As our experiences take meaning, I believe before even the simplest emotions arise, we are creating myths. This is to propose that mythologies the group of myths we create through which to assimilate and survive in our environment are a native disposition to most of us and as our discreet perceptual experiences are turned into cognition this semantic process has already begun. My work is researching and analysing these processes and in particular how we, as a society, create and maintain powerful concrete mythologies of the idea of “nature”. Is it possible to shift or analyse these mythologies through re-presentation?
Our environment is both subjective experience and objective fact. It is both idea and space. We survey it and map it, penetrate and sample it, we extract resources, we cultivate it, recreate and represent it and finally we inhabit it. The landscape is a personal sensory experience, at once the view and the viewpoint itself in our environment. We demand that landscape rather than space be a source of self-knowledge, where we discover our body, our organs, our speed, our limitations. Landscape is where we represent our material ideas and see them reflected and changed in other’s eyes. It is the membrane where perceptual experience and conceptual ideas are washed up together like a water line, moving continuously. It is a boundary between solid, liquid and gas, between reality, action and representation, but finally it is just an idea.

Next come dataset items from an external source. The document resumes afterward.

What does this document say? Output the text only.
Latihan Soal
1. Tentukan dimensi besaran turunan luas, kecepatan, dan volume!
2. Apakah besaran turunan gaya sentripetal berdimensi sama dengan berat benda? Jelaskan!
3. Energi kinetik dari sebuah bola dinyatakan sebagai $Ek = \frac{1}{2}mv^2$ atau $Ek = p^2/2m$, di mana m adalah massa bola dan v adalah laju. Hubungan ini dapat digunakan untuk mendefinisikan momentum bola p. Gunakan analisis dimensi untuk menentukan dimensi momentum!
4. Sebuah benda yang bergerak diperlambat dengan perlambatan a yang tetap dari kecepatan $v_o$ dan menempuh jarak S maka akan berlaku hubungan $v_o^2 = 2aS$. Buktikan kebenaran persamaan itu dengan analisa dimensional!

The spaces, images and actions of my recent works derive largely from explorations of the mythology of “nature”, a spatial and linguistic reservoir of experience and representations, of memories and myths, images and texts. The use of the mechanically reproduced image creates fictions and myths by vastly reducing, compressing and re-contextualising reality whilst still being read for its analogue. The photo is still a powerful carrier of meaning and ideologies both through, and despite its widespread and popular use; it dominates and erodes our ability to see the world around us – the way things are. Some of my most recent work are monochrome drawings which explore our relation to these fictions of nature, the story of landscape, and test the value of the indexical sign – the mechanical reproduction. They explore our relationship to the mechanically reproduced image, its reduction, framing, depth and focus within a complete and unbounded spatial environment. Working with deliberately constructed re-presentations or fictive spaces proposes an analysis of this delicate and often imperceptible shift between realities and fictions. This is analogous to the semantic shift from experience to primary meaning.

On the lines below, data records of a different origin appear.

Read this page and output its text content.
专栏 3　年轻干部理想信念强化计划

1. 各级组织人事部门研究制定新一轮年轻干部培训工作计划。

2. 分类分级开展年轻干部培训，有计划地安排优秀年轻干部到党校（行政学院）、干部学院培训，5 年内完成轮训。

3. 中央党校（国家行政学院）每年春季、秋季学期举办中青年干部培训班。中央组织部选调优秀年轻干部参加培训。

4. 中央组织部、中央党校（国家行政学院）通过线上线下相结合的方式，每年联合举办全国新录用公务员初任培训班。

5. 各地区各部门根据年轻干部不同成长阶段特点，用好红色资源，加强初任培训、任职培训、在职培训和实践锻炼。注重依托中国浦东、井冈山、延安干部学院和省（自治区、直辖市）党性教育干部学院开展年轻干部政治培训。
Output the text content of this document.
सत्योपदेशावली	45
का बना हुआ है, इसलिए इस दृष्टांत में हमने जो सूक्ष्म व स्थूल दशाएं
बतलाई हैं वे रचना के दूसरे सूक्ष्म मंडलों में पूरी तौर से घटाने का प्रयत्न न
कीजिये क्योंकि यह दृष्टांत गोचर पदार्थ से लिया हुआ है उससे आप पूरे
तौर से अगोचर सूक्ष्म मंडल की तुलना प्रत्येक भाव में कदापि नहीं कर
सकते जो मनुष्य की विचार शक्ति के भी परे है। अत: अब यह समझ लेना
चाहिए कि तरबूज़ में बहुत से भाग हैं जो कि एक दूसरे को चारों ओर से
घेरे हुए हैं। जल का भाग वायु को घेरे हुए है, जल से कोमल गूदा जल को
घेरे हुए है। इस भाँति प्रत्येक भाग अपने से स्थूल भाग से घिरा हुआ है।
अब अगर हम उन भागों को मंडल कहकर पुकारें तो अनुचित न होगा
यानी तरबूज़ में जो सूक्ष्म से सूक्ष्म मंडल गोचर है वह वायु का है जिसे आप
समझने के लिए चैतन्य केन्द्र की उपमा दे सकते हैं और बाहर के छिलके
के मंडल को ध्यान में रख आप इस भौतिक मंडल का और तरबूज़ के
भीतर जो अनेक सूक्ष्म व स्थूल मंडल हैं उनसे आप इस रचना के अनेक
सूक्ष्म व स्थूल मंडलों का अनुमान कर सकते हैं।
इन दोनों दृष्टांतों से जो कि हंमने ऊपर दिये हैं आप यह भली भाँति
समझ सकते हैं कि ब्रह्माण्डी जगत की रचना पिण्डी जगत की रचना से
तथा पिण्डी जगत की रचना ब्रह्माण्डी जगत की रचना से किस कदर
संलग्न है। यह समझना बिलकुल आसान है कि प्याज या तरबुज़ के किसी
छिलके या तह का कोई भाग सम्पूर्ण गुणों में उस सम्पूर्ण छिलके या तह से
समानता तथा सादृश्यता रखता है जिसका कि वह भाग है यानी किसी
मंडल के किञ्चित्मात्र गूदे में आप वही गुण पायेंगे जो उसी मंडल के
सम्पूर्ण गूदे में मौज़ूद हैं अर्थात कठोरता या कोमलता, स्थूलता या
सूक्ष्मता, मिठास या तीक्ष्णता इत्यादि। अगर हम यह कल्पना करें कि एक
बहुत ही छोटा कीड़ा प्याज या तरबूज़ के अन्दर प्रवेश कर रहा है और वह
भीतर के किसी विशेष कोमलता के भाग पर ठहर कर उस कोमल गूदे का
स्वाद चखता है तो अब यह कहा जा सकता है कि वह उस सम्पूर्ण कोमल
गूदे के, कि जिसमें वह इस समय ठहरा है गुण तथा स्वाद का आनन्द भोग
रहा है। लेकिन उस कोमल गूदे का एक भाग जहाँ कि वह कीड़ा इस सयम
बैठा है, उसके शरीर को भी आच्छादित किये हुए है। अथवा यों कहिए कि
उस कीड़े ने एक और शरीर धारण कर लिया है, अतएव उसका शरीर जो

If we search for an ideal, a purity of “nature” we find it is unobtainable precisely because we are there. However even where man has not been, space and its meaning is created and codified through ideas. The existence of “nature” without civilisation is illusory. Likewise all images are not just views, but representations. The regard, and its representations are civilised, are social, are contextual. Our idea of nature is always affected in some way by our idea of civilisation. One always enters the other precisely because they don’t exist as separate realities, only separate ideas. The very possibility of the ideas of “nature” and “civilisation” are possible only through language, they are a function of language, and specifically languages we find in agricultural civilisations. They are ideas that are not necessarily possible to express in all languages.

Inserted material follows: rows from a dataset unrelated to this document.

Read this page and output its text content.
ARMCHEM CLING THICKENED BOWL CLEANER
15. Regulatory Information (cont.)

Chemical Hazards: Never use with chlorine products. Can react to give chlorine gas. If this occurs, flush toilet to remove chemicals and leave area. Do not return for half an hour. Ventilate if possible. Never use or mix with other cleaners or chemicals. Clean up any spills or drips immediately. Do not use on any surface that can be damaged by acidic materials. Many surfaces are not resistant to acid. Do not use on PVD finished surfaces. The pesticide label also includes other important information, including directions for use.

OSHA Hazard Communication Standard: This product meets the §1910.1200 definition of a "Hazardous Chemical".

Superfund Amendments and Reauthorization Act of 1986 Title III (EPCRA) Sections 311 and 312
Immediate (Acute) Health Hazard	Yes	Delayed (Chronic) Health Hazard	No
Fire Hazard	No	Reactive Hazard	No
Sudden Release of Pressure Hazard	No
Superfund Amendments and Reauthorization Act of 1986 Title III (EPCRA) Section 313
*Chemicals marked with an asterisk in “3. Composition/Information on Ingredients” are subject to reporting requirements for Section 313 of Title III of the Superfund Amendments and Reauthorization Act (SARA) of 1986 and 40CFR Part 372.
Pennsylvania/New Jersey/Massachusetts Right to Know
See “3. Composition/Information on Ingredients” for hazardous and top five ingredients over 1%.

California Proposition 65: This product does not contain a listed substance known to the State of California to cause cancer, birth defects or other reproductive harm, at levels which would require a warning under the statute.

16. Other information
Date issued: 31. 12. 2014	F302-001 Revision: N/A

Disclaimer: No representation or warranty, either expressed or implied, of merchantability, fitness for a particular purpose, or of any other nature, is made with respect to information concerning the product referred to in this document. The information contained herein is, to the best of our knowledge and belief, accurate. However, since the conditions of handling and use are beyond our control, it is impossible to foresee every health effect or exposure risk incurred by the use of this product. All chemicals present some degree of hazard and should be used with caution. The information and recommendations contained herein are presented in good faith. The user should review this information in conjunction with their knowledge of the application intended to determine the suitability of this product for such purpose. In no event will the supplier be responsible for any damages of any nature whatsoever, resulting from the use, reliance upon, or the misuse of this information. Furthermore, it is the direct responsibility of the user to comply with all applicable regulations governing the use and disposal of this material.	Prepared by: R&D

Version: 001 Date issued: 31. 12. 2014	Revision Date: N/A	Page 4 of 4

I draw (in the broadest sense) spaces to enable myself to look harder, to begin to see. I draw to see my relationship to others and my environment – our shared spaces, our spatial relationships and our shared languages and meanings – to see how the use and representation of an object changes its meaning. These investigations begin at the simplest level, deconstructing and reproducing images, forms and spatial relationships.
I live a life full of activities that have evolved through a hedonistic relationship with space – activities such as mountaineering, cross country skiing, mountain biking, hiking and yachting – activities that have mostly evolved and become meaningful and pleasurable since the industrial revolution and the romantic era. Romantic ideology is still very much at the heart of many modern leisure activities and through my research this leads me to question in whose interest does it continue to function? It certainly appears to function for our benefit. It is arguable however that these ideological structures underpin the form of modern capitalism. It seems the social and spiritual freedom sought and first expressed by romantics now serves to feed hedonistic desires and insatiable wanting – the dynamic of modern consumerism.
I live and work in Geneva, Switzerland. The previous seven years I lived in Edinburgh, Scotland. I spend considerable time walking, cycling and climbing in mountains areas.